Decorations play a large role in lifting my spirits. Even right now, I’m writing this right next to my tree, admiring ornaments that were collected in my younger days or handmade by my children. Can you bring the same joy to her surroundings? If she normally spends the holidays visiting with family members, she might not have items to decorate the inside or outside of her home. 

You don’t want to presume too much by decorating her own house for her. But you said you have a shared fence. Maybe you can string up some lights on it this year to make it extra festive?

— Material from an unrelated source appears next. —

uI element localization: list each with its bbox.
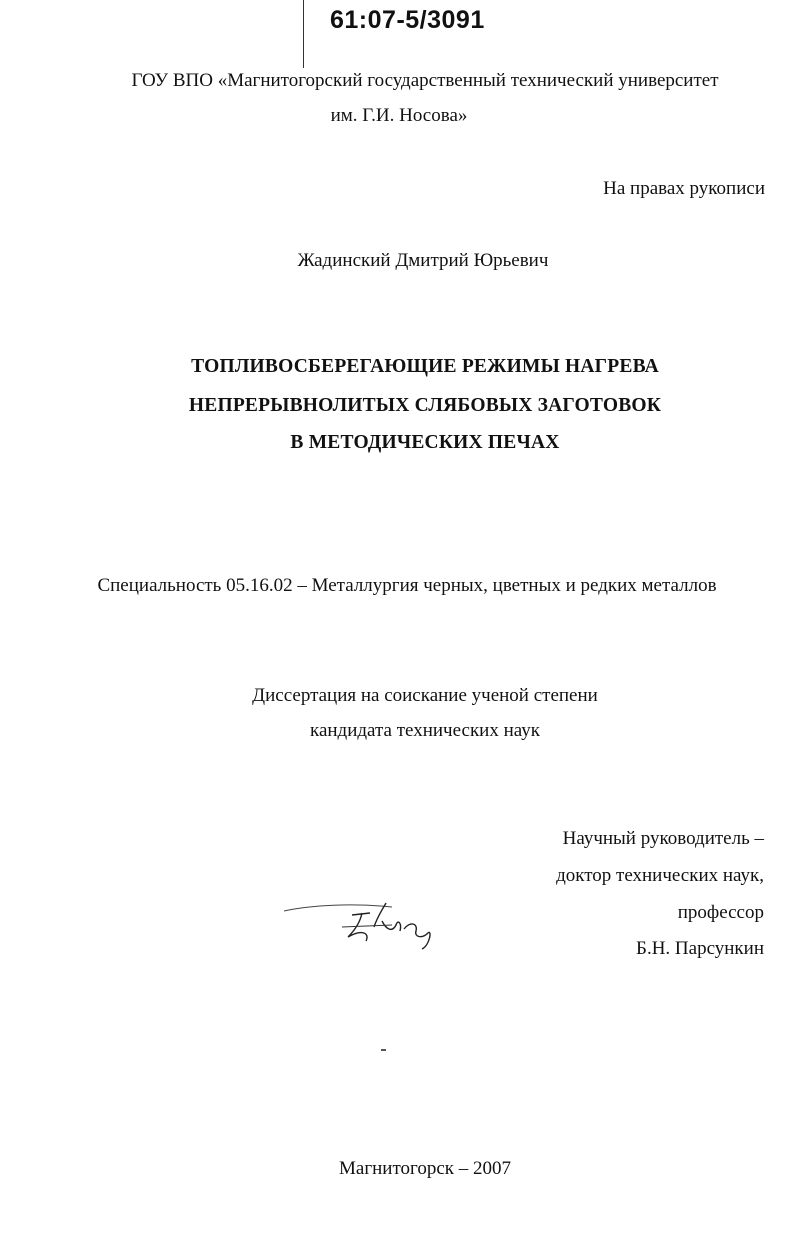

Or maybe your children could surprise her with some homemade popcorn garlands or paper snowflakes she can hang in her home — something cheerful, yet lightweight and won’t require future storage.

Either way, make sure to invite your neighbor to spend time with you during your celebrations, even if you’re just drinking hot chocolate on each side of the fence. If your neighbor is comfortable using a computer or other device, help her set up video conferencing so she can still spend time with her family. Make sure she knows you’re available if there’s any tech snags when she tries to connect. Use the same tech to conference her into your activities. Your children can still “invite her over” for a digital tea time.

If you already have a preexisting relationship, I can’t imagine how your neighbor would think you were overstepping. If anything, I worry that your neighbor will feel like she’s intruding on your plans and not be as willing to accept any invitations you sent her way — so be persistent!